Rose's door appeared several yards ahead of him, and without thought he turned the handle and headed right in.
·ΘΣ·
'Rose?'
She let out a wordless shriek as the door to her room was suddenly thrown open without warning, causing her to knock over the pile of magazines she'd been reading on her bed.
'What the hell?' she yelped, immediately very conscious of the fact she was lounging on her bed in nothing but her knickers and a tank-top.
In the doorway, the Doctor let out a shocked curse and jumped back, but didn't leave.
'Never heard of knocking?' she demanded, stumbling to her feet and grabbing for the terrycloth dressing gown the TARDIS had provided with her.
The Doctor didn't answer, and when she looked up she saw that he was very pointedly not looking at her body.

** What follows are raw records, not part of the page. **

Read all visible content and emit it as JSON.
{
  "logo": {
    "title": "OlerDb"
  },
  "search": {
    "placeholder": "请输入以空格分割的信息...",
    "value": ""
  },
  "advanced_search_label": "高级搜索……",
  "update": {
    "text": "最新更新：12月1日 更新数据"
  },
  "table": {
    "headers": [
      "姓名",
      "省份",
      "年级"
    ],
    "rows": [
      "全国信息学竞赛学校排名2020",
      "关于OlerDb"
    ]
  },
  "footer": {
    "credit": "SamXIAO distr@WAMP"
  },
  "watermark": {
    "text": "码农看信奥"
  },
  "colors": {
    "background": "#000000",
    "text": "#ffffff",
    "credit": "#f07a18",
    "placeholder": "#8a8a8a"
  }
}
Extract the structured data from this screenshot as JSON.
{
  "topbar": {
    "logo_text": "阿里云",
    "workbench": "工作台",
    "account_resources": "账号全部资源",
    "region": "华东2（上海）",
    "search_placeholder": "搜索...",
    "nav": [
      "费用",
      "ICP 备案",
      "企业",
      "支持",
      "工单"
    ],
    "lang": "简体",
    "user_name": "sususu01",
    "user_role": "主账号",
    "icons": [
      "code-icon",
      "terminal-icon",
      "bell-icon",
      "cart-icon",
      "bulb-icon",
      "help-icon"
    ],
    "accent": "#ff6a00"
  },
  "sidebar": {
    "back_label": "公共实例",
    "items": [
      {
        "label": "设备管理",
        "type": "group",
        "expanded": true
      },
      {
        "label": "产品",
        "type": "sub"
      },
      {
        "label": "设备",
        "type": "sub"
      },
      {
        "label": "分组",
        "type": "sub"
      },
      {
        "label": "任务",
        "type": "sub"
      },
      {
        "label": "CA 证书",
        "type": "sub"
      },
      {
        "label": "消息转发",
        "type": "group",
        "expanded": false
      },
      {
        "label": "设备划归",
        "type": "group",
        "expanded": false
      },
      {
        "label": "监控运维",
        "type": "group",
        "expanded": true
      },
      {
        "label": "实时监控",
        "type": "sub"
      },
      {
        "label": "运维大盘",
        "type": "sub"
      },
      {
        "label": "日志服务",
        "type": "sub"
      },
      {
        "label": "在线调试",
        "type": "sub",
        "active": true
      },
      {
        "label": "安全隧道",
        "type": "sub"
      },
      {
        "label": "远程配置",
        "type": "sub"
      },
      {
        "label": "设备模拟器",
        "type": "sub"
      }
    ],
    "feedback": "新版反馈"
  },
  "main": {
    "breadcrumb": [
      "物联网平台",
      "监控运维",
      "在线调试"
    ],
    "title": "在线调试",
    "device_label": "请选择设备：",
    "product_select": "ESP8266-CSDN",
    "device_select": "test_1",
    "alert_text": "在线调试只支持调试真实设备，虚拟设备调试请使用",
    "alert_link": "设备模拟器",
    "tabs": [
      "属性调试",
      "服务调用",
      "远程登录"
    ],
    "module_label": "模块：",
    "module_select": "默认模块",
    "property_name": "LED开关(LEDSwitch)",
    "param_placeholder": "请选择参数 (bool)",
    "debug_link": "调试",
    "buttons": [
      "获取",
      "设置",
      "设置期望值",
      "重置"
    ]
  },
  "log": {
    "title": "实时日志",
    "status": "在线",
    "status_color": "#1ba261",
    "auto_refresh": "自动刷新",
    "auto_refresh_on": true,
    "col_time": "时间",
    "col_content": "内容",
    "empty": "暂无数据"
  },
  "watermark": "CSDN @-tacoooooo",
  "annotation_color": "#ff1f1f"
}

In fact, his gaze was riveted on her face with a hint of distaste, like she'd just climbed out of a Slitheen's skin suit.
'What the hell've you got on your face?' he demanded.
'Anti-acne treatment!' she snapped. 'What the hell are you doing, barging in without bothering to knock?'
'It's my ship, why would I knock?'
'I dunno, maybe cos I might be getting changed in here and not have any clothes on?' she snapped, grabbing a pair of her pajamas and heading into the ensuite.
'Or be painting yourself up like a Ramurran cannibal?'
'Whatever that means – if you'd've knocked I wouldn't've scared you.'
'Oi! Who said I was scared? Faced down entire civilizations more terrifying than you look with that muck all over you,' he boasted. 'Just…wasn't expecting that.'
Rose's annoyance over the fact that he didn't knock briefly distracted her from her surprise that he had come to find her at all. She wondered for a second if he had come to tell her she had to leave the TARDIS, but then decided he wouldn't be so distracted by her face mask if that was it.
She came out of the bathroom, now clad in pajamas but with the face mask still on. He'd just have to deal with it. 'What'd you want?'
'You know, there are more effective treatments than whatever slop you've got on. Probably cheaper, too.'
'Doctor, either get to the point, or get out,' she told him crossly. 'I need to finish getting ready for dead. Inferior human physiology, remember?'
'I'm sorry,' he blurted out. He paused to consider that, then added. 'Not for the other thing, but in the wardrobe. Those robes…'
'It's to do with your people, yeah?' she interrupted quietly. 'It's alright, Doctor, you don't need to explain, I sort of figured it out.'
He cast her a look like admiration, and then shook his head. 'Doesn't matter, I shouldn't've…reacted that way. Those robes, they were for ceremonial purposes. I never expected to see them again, let alone have someone wearing them.'
Rose knew what it had cost him to tell her this – to show her the vulnerable part of him.
'I'm the one who's sorry,' she told him. 'I didn't know.'
He scoffed. 'And how were you supposed to know? I but the in the corner I was least likely to notice 'em.' His lips quirked. 'Though, I suppose that sort of guaranteed you'd find it. You've a knack for finding your way into things you shouldn't.'
'Still. I'm sorry,' she said, and then hesitated for a moment. Should she prompt him for more now that he seemed in an open mood? Or should she let it lie? Considering his expression, she chose the middle ground of making light of it. 'I mean, I just can't picture you wearing those things.'
The Doctor's ears turned pink, but thankfully his shaken expression disappeared. It morphed into the familiar over-the-top man-hurt one she'd come to associate with him pretending offense at her teasing.
'On that note,' he told her, turning to leave, 'I've got to get back to work. Think if I work through the night I can get everything done tonight. Maybe stop for dinner somewhere with chips?'
It was an olive branch and she accepted it gladly.
'Sounds great,' she grinned. 'Let's just hope nothing else goes wrong before we get them, yeah?'
'Well don't jinx it,' he complained as he left the room.